Moderator: Lee Goldberg, Director of Health Policy, NASI

  • What is current Social Security policy on cost-of-living adjustments (COLAs)?
  • Are other consumer price indexes (CPIs) available?
  • What is a "chained CPI"?  How would it affect seniors' benefits?  How would it affect Social Security's finances?
  • How would switching to a special CPI for the elderly affect benefits for seniors?  How is it likely to affect Social Security's long-term finances?
  • How do living costs of seniors compare to those of other households? How does out-of-pocket health spending for seniors change as they grow older?

Click here to register

Attendees will receive copies of the fact sheet, Should Social Security's Cost-of-Living Adjustment Be Changed? as well as NASI's new primer, Social Security Benefits, Finances, and Policy Options.

1 comment:

WilliamLarsen said...

Social Security is not going broke it is broke. When the Titanic hit the ice berg was it beginning to sink, sunk or doomed? I ask this question because social security had been around since 1937 ~74 years and it continues to need major changes to keep it afloat.

COLA's were added in the 70's and were never accounted for or calculate for in determining the SS-OASI tax rate. Now seniors complain that COLA's do not allow them to keep pace with their inflation.

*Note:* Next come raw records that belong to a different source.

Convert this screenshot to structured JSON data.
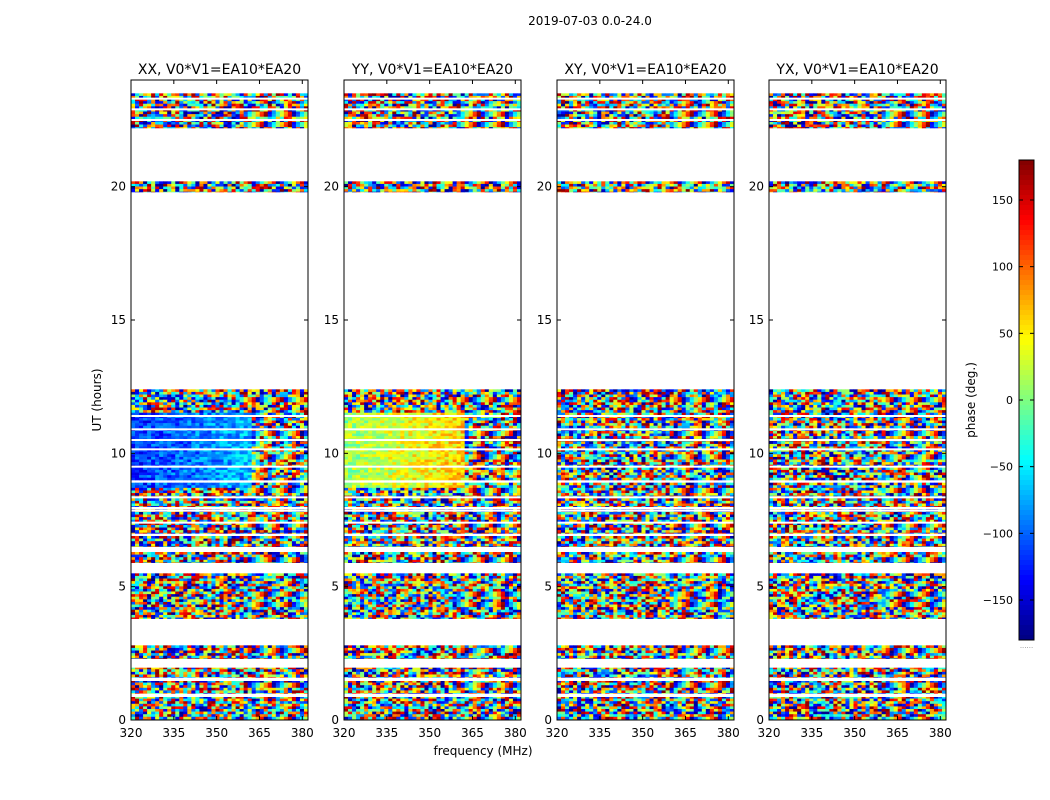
{
  "suptitle": "2019-07-03 0.0-24.0",
  "chart_data": {
    "type": "heatmap",
    "panels": [
      {
        "title": "XX, V0*V1=EA10*EA20",
        "coherent_phase_deg": -120,
        "coherent_freq_max_mhz": 362
      },
      {
        "title": "YY, V0*V1=EA10*EA20",
        "coherent_phase_deg": 10,
        "coherent_freq_max_mhz": 362
      },
      {
        "title": "XY, V0*V1=EA10*EA20",
        "coherent_phase_deg": null,
        "coherent_freq_max_mhz": null
      },
      {
        "title": "YX, V0*V1=EA10*EA20",
        "coherent_phase_deg": null,
        "coherent_freq_max_mhz": null
      }
    ],
    "xlabel": "frequency (MHz)",
    "ylabel": "UT (hours)",
    "xlim": [
      320,
      382
    ],
    "ylim": [
      0,
      24
    ],
    "xticks": [
      "320",
      "335",
      "350",
      "365",
      "380"
    ],
    "yticks": [
      "0",
      "5",
      "10",
      "15",
      "20"
    ],
    "colorbar": {
      "label": "phase (deg.)",
      "range": [
        -180,
        180
      ],
      "ticks": [
        "150",
        "100",
        "50",
        "0",
        "−50",
        "−100",
        "−150"
      ],
      "colormap": "jet",
      "footer": "......"
    },
    "ut_coverage_hours": [
      [
        0.0,
        0.9
      ],
      [
        1.0,
        1.5
      ],
      [
        1.6,
        2.0
      ],
      [
        2.3,
        2.8
      ],
      [
        3.8,
        5.5
      ],
      [
        5.9,
        6.3
      ],
      [
        6.5,
        6.9
      ],
      [
        7.0,
        7.9
      ],
      [
        8.0,
        8.9
      ],
      [
        9.0,
        12.4
      ],
      [
        19.8,
        20.2
      ],
      [
        22.2,
        23.5
      ]
    ],
    "flagged_ut_hours": [
      0.9,
      1.5,
      2.0,
      3.1,
      3.6,
      5.75,
      7.4,
      7.85,
      8.35,
      9.5,
      10.15,
      10.5,
      10.9,
      11.4,
      22.5,
      22.9,
      23.3
    ],
    "grid": false
  }
}
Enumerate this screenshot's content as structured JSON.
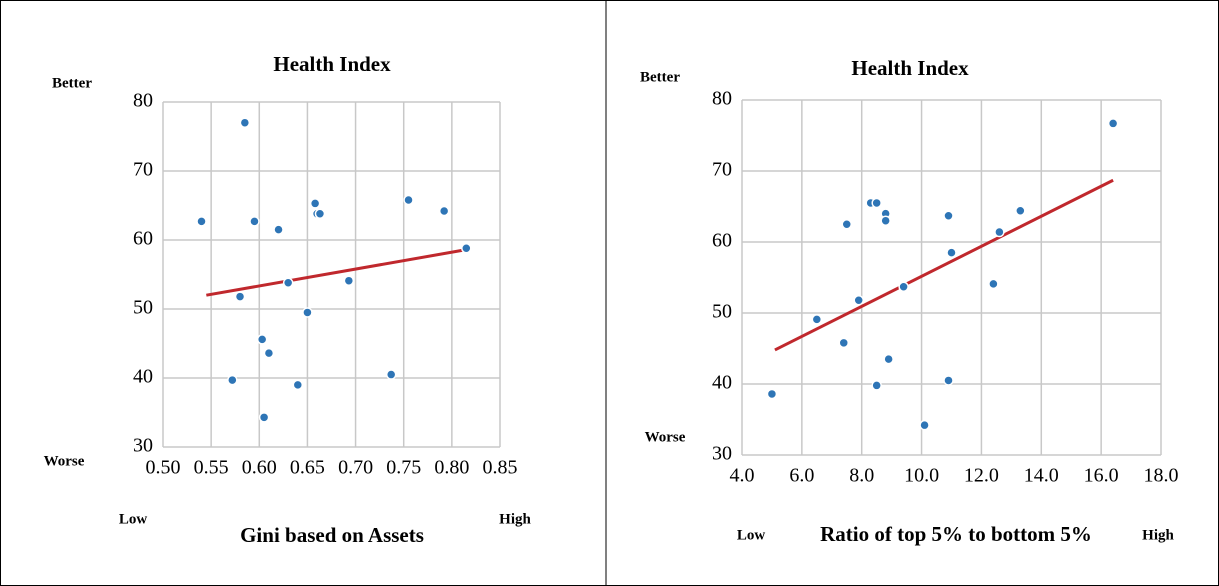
{
  "chart_data": [
    {
      "type": "scatter",
      "title": "Health Index",
      "x_label": "Gini based on Assets",
      "annotations": [
        "Better",
        "Worse",
        "Low",
        "High"
      ],
      "x": [
        0.54,
        0.585,
        0.595,
        0.58,
        0.572,
        0.603,
        0.61,
        0.605,
        0.62,
        0.63,
        0.64,
        0.65,
        0.658,
        0.66,
        0.663,
        0.693,
        0.737,
        0.755,
        0.792,
        0.815
      ],
      "values": [
        62.7,
        77,
        62.7,
        51.8,
        39.7,
        45.6,
        43.6,
        34.3,
        61.5,
        53.8,
        39,
        49.5,
        65.3,
        63.8,
        63.8,
        54.1,
        40.5,
        65.8,
        64.2,
        58.8
      ],
      "color": "#2e75b6",
      "trendline": {
        "x": [
          0.545,
          0.815
        ],
        "y": [
          52,
          58.6
        ],
        "color": "#c0282d"
      },
      "xlim": [
        0.5,
        0.85
      ],
      "xticks": [
        {
          "value": 0.5,
          "label": "0.50"
        },
        {
          "value": 0.55,
          "label": "0.55"
        },
        {
          "value": 0.6,
          "label": "0.60"
        },
        {
          "value": 0.65,
          "label": "0.65"
        },
        {
          "value": 0.7,
          "label": "0.70"
        },
        {
          "value": 0.75,
          "label": "0.75"
        },
        {
          "value": 0.8,
          "label": "0.80"
        },
        {
          "value": 0.85,
          "label": "0.85"
        }
      ],
      "ylim": [
        30,
        80
      ],
      "yticks": [
        30,
        40,
        50,
        60,
        70,
        80
      ],
      "grid": true
    },
    {
      "type": "scatter",
      "title": "Health Index",
      "x_label": "Ratio of top 5% to bottom 5%",
      "annotations": [
        "Better",
        "Worse",
        "Low",
        "High"
      ],
      "x": [
        5.0,
        6.5,
        7.4,
        7.5,
        7.9,
        8.3,
        8.5,
        8.5,
        8.8,
        8.8,
        8.9,
        9.4,
        10.1,
        10.9,
        10.9,
        11.0,
        12.4,
        12.6,
        13.3,
        16.4
      ],
      "values": [
        38.6,
        49.1,
        45.8,
        62.5,
        51.8,
        65.5,
        65.5,
        39.8,
        64,
        63,
        43.5,
        53.7,
        34.2,
        63.7,
        40.5,
        58.5,
        54.1,
        61.4,
        64.4,
        76.7
      ],
      "color": "#2e75b6",
      "trendline": {
        "x": [
          5.1,
          16.4
        ],
        "y": [
          44.8,
          68.7
        ],
        "color": "#c0282d"
      },
      "xlim": [
        4,
        18
      ],
      "xticks": [
        {
          "value": 4,
          "label": "4.0"
        },
        {
          "value": 6,
          "label": "6.0"
        },
        {
          "value": 8,
          "label": "8.0"
        },
        {
          "value": 10,
          "label": "10.0"
        },
        {
          "value": 12,
          "label": "12.0"
        },
        {
          "value": 14,
          "label": "14.0"
        },
        {
          "value": 16,
          "label": "16.0"
        },
        {
          "value": 18,
          "label": "18.0"
        }
      ],
      "ylim": [
        30,
        80
      ],
      "yticks": [
        30,
        40,
        50,
        60,
        70,
        80
      ],
      "grid": true
    }
  ]
}
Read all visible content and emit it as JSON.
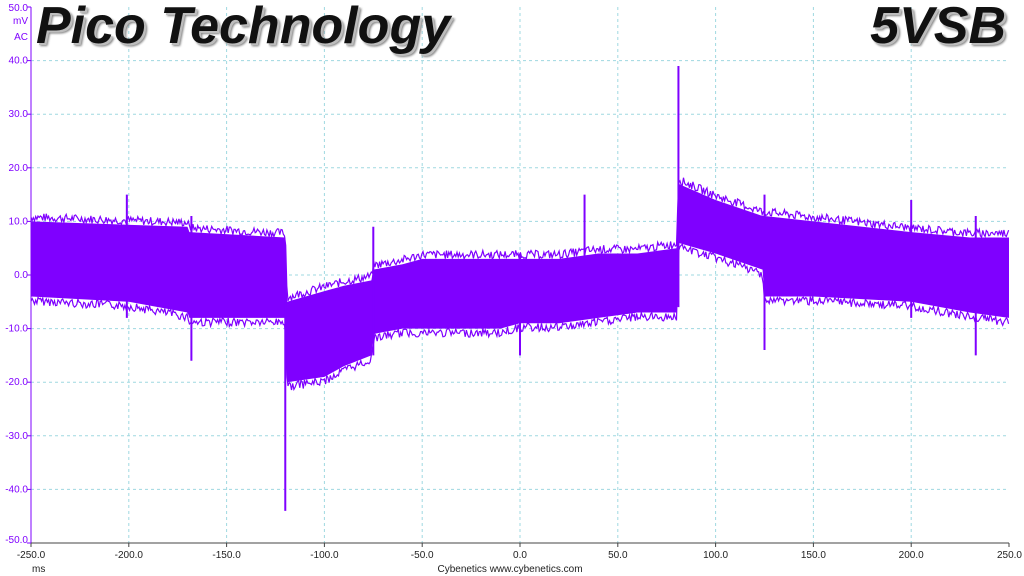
{
  "chart_data": {
    "type": "line",
    "title": "Pico Technology",
    "subtitle": "5VSB",
    "xlabel": "ms",
    "ylabel": "mV",
    "ylabel_extra": "AC",
    "xlim": [
      -250,
      250
    ],
    "ylim": [
      -50,
      50
    ],
    "x_ticks": [
      "-250.0",
      "-200.0",
      "-150.0",
      "-100.0",
      "-50.0",
      "0.0",
      "50.0",
      "100.0",
      "150.0",
      "200.0",
      "250.0"
    ],
    "y_ticks": [
      "50.0",
      "40.0",
      "30.0",
      "20.0",
      "10.0",
      "0.0",
      "-10.0",
      "-20.0",
      "-30.0",
      "-40.0",
      "-50.0"
    ],
    "grid": true,
    "footer": "Cybenetics   www.cybenetics.com",
    "series": [
      {
        "color": "#7f00ff",
        "band_upper": [
          [
            -250,
            10
          ],
          [
            -170,
            9
          ],
          [
            -169,
            8
          ],
          [
            -120,
            7
          ],
          [
            -119,
            -5
          ],
          [
            -100,
            -3
          ],
          [
            -90,
            -2
          ],
          [
            -76,
            -1
          ],
          [
            -75,
            1
          ],
          [
            -60,
            2
          ],
          [
            -50,
            3
          ],
          [
            -10,
            3
          ],
          [
            0,
            3
          ],
          [
            20,
            3
          ],
          [
            40,
            4
          ],
          [
            60,
            4
          ],
          [
            80,
            5
          ],
          [
            81,
            17
          ],
          [
            100,
            14
          ],
          [
            124,
            11
          ],
          [
            125,
            11
          ],
          [
            150,
            10
          ],
          [
            200,
            8
          ],
          [
            230,
            7
          ],
          [
            250,
            7
          ]
        ],
        "band_lower": [
          [
            -250,
            -4
          ],
          [
            -200,
            -5
          ],
          [
            -170,
            -7
          ],
          [
            -169,
            -8
          ],
          [
            -120,
            -8
          ],
          [
            -119,
            -20
          ],
          [
            -100,
            -19
          ],
          [
            -90,
            -17
          ],
          [
            -76,
            -15
          ],
          [
            -75,
            -11
          ],
          [
            -60,
            -10
          ],
          [
            -50,
            -10
          ],
          [
            -10,
            -10
          ],
          [
            0,
            -9
          ],
          [
            20,
            -9
          ],
          [
            40,
            -8
          ],
          [
            60,
            -7
          ],
          [
            80,
            -7
          ],
          [
            81,
            6
          ],
          [
            100,
            4
          ],
          [
            124,
            1
          ],
          [
            125,
            -4
          ],
          [
            150,
            -4
          ],
          [
            200,
            -5
          ],
          [
            230,
            -7
          ],
          [
            250,
            -8
          ]
        ],
        "spikes": [
          {
            "x": -201,
            "y": [
              -8,
              15
            ]
          },
          {
            "x": -168,
            "y": [
              -16,
              11
            ]
          },
          {
            "x": -120,
            "y": [
              -44,
              0
            ]
          },
          {
            "x": -75,
            "y": [
              -15,
              9
            ]
          },
          {
            "x": 0,
            "y": [
              -15,
              4
            ]
          },
          {
            "x": 33,
            "y": [
              -5,
              15
            ]
          },
          {
            "x": 81,
            "y": [
              -6,
              39
            ]
          },
          {
            "x": 125,
            "y": [
              -14,
              15
            ]
          },
          {
            "x": 200,
            "y": [
              -8,
              14
            ]
          },
          {
            "x": 233,
            "y": [
              -15,
              11
            ]
          }
        ]
      }
    ]
  }
}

Inflation adjusted and standard of living adjustment are to totally different things. Inflation adjusted allows you to buy the basket of goods available when you turned 60, but as with a standard of living adjustment, it does not allow you to buy new items that were not available when you were 60.

If we want to have a different COLA than the country uses as a whole, then the SS-OASI benefit needs to be reduced by the actuarial cost of this change.

I and my family think the best fix is to repeal the Social Security Act and allow people to save for themselves. Trusting in politicians is worse than the Ponzi Scheme by Bernie Maddoff.